Дойдя до края скалы, она стала спускаться вниз по узкому настилу, осторожно переставляя ноги на мокрых досках. Добравшись до пирса, она спрыгнула вниз и по песку дошла до кромки прибоя. Ветер и море продолжали здесь свою извечную ссору. Бриз налетал постоянными порывами, словно дразня волны, а те отвечали шипением и грохотом, обрушиваясь на берег.

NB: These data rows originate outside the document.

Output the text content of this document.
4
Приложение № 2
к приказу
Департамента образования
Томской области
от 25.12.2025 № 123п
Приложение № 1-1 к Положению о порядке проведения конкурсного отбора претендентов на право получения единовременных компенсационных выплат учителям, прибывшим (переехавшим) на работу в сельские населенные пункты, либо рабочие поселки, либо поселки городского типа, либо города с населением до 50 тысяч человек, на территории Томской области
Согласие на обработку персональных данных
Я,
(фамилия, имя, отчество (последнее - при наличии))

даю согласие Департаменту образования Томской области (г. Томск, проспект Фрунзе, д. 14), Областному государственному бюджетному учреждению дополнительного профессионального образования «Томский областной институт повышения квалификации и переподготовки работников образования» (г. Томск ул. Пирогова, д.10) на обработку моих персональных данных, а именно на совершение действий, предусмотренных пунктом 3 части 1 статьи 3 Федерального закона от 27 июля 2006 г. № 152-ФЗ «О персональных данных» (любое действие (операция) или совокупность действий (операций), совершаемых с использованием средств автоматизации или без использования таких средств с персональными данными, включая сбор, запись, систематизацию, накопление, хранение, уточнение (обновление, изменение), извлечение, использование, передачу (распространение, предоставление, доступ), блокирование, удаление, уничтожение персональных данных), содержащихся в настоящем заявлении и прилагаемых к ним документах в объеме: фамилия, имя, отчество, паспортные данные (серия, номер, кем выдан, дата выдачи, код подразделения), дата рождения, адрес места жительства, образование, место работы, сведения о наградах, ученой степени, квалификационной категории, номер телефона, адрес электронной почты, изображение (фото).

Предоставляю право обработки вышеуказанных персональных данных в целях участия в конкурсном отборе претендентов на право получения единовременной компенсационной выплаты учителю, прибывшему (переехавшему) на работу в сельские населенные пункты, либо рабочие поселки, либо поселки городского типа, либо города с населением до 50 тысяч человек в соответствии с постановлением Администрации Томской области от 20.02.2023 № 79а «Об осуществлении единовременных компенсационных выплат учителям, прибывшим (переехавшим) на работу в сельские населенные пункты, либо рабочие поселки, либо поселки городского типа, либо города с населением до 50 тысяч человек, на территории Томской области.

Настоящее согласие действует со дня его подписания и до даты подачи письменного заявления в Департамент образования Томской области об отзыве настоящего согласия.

Люси шла по плотному песку, позволяя шуму моря и ветра оглушить ее, пока не достигла оконечности пляжа, где волны разбивались уже о голую скалу, а потом повернула назад. Она мерила берег шагами всю ночь. И ближе к рассвету ее осенила непрошеная мысль: конечно, это был его способ доказать свою силу!

Сначала сама по себе эта мысль мало ей помогла, поскольку полностью ее значение она поняла не сразу, и лишь обдумав все, сумела извлечь рациональное зерно, как жемчужину достают из раковины. Демонстративную холодность к ней Дэвида надо рассматривать в одном ряду с его остальными поступками – рубкой деревьев, вождением джипа, отказом принимать ее помощь при раздевании, метанием булав да и вообще с согласием уединиться на этом холодном и неприветливом острове в Северном море…

Как это он сам сказал? «…Стать таким же героем войны, как его отец – безногий паяц хренов!» Он что-то хотел доказать, но только это выглядело бы слишком банально, выразись он обычными словами. Хотел совершить нечто такое, что совершил бы, став летчиком-истребителем, а теперь вынужден ограничиваться валкой деревьев, сооружением стен, игрой с булавами и виртуозным обращением со своим инвалидным креслом. Ему не дали шанса подвергнуть себя проверке, и теперь он словно хотел бросить всем в лицо: «Я выдержал бы любое испытание. Видите, с каким мужеством я умею страдать!»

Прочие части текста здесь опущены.